Both Fisher, George, and other ex-teammates who attended the news conference tried to focus on the tough player they knew and not the circumstances of his death. Fisher said he hopes McNair will be remembered for the type of player and person he was -- and forgiven.

George said he is dealing with the loss of a dear friend.

"I'm not in a position to judge anyone or to be judged. That's up to God. And he was close to me. We came into this organization together. We built something together with Brad (Hopkins), Blaine (Bishop). You talk about the nomadic years, those were tough, led by Jeff Fisher, those were some tough times, and all we had was us," George said.

McNair took over as starting quarterback for the then-Tennessee Oilers in 1997 -- their first year in the state after relocation as the team played games that season in Memphis while commuting from Nashville. Another year was played at Vanderbilt University in Nashville before the renamed Titans moved into their new stadium.

"We disappeared going through that process," Fisher said of the team's national identity.

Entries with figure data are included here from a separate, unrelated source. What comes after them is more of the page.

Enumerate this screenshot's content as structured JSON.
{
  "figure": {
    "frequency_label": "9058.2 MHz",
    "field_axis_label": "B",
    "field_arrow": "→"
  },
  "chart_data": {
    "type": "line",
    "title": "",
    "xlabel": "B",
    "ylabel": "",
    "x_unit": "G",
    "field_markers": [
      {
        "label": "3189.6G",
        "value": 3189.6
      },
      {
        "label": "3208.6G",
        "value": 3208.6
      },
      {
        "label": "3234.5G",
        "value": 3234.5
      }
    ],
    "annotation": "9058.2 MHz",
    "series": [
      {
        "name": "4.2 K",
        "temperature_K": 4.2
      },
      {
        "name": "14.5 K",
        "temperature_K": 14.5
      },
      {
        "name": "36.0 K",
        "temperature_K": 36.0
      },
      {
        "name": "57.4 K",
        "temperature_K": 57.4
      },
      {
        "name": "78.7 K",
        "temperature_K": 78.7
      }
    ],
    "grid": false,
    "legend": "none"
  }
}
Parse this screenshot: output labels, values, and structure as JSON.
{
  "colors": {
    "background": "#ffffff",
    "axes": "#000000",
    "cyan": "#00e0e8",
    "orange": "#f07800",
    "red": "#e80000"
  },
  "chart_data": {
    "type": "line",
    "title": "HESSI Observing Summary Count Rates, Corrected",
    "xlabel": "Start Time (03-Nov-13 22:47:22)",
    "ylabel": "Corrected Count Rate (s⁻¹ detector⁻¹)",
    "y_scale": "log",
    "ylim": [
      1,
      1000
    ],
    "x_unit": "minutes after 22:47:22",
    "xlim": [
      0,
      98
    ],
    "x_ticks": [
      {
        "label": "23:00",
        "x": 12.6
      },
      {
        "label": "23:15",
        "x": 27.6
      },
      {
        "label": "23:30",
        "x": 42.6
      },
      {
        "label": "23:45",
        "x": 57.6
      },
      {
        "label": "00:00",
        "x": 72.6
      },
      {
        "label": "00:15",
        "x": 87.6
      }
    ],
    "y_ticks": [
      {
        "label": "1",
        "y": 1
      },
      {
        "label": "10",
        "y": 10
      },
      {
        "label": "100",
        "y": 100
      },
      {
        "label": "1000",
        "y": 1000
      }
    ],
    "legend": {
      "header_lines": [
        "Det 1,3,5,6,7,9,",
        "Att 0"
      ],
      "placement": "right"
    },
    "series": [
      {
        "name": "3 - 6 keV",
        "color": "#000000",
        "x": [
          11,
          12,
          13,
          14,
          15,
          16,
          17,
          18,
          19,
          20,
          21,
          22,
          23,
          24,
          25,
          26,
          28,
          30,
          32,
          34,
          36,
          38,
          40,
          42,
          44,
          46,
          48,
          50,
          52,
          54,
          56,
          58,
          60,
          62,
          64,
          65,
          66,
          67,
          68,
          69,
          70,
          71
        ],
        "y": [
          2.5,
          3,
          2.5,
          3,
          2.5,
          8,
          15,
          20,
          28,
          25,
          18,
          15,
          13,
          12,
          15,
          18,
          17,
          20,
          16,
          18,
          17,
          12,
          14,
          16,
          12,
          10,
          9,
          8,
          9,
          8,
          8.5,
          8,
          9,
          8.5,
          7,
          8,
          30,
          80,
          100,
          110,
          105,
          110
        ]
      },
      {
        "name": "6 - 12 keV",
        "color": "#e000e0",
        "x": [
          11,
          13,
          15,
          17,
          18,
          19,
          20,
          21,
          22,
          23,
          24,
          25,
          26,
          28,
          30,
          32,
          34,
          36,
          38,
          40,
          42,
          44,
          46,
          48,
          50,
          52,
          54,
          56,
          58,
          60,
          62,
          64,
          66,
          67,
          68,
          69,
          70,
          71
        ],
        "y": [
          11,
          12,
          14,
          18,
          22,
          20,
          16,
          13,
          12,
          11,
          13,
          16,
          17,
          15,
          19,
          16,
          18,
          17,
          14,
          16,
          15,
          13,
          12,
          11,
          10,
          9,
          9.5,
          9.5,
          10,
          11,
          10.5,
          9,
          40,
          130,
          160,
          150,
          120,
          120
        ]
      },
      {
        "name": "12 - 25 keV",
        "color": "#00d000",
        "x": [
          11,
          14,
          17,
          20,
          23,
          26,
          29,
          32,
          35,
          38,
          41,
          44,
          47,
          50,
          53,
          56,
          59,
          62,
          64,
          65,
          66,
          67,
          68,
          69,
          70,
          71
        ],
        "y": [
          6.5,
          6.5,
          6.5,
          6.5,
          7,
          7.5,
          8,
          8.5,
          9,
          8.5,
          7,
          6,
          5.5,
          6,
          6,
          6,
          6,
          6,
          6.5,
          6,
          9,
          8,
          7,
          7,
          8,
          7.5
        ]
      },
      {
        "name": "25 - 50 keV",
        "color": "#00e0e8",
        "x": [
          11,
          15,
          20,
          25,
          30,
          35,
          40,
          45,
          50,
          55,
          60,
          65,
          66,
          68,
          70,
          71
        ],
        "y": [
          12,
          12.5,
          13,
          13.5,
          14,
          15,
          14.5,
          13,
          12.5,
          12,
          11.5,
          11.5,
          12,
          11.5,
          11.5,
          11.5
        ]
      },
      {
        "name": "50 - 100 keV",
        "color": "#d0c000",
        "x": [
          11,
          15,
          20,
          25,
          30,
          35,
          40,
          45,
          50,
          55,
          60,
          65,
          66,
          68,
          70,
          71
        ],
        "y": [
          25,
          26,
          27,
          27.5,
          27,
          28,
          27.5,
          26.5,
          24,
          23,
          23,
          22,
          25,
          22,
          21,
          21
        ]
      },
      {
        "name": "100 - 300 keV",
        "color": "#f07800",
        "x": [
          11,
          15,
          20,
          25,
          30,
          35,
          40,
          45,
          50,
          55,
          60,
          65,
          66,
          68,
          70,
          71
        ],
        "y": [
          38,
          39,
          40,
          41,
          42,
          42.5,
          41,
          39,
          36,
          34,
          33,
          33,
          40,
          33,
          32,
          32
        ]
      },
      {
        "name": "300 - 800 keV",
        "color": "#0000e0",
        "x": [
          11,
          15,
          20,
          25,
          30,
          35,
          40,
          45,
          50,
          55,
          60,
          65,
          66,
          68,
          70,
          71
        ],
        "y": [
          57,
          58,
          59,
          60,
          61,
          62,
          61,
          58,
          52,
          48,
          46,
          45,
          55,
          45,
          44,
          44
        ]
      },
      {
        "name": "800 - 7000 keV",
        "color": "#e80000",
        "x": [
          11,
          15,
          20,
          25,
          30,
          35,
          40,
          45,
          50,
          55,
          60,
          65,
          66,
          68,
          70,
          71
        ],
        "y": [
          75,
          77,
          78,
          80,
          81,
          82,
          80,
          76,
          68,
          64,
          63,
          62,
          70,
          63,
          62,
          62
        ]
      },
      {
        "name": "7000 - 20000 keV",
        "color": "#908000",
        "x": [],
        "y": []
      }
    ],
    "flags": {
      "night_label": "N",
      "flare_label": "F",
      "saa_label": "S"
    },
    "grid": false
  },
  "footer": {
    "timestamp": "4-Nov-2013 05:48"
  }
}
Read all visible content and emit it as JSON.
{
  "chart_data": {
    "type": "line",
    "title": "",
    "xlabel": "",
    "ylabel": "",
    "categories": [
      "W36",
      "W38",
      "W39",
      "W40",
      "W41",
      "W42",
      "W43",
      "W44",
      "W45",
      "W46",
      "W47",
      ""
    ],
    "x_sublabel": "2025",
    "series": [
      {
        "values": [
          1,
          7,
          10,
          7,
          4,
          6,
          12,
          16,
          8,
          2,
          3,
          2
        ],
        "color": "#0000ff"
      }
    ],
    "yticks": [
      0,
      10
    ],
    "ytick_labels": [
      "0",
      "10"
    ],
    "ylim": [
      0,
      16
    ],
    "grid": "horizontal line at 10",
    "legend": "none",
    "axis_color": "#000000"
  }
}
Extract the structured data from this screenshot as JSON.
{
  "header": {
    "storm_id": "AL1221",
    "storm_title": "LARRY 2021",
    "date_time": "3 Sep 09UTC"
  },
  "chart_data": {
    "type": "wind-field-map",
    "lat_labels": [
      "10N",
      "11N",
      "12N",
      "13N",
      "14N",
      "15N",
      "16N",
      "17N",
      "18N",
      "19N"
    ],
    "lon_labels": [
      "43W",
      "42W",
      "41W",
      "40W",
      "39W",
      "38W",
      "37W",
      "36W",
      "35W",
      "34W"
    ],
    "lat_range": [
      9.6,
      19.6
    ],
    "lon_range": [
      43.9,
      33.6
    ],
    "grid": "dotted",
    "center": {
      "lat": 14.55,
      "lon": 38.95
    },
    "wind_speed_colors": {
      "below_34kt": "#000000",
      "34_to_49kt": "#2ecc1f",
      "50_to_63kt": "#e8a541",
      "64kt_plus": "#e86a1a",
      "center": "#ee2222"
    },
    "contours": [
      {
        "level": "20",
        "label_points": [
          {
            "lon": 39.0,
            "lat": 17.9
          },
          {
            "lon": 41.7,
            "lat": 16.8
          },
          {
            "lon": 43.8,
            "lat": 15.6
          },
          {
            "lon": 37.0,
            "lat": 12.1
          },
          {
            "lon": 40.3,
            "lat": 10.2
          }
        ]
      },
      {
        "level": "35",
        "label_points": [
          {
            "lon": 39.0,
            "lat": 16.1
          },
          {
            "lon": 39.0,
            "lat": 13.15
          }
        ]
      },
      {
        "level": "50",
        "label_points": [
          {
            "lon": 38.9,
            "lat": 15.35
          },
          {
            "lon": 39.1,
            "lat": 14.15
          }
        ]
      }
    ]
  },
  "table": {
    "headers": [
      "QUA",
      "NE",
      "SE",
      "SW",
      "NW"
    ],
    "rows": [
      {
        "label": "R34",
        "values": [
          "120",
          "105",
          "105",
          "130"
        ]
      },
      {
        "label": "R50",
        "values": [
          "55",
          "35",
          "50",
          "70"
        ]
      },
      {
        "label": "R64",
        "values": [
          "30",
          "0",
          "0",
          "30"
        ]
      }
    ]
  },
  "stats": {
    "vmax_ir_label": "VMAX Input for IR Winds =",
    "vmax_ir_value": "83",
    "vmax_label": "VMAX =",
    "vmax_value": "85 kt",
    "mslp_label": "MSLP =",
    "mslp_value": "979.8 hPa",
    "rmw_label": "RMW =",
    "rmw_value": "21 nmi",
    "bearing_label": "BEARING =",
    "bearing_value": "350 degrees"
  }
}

Fisher's fondest memories of McNair include his overtime win over the New York Giants in December 2002, a 71-yard touchdown run against Tampa Bay in 1998 and ignoring a surgically-repaired back by going airborne for a touchdown against Pittsburgh in November 1999.

The coach gave McNair leeway, especially when injured by allowing the quarterback to sit out practice during the week knowing McNair would be there at kickoff. McNair repaid that faith by becoming a four-time Pro Bowler and co-MVP of the NFL in 2003. He led the Titans to their lone Super Bowl appearance in 2000.

Fisher also recalled Monday spotting McNair using a walker with his wife at his side at a local hospital to receive an epidural injection so he could stand up at practice the next day.

"If he could walk, he was going to play," Fisher said.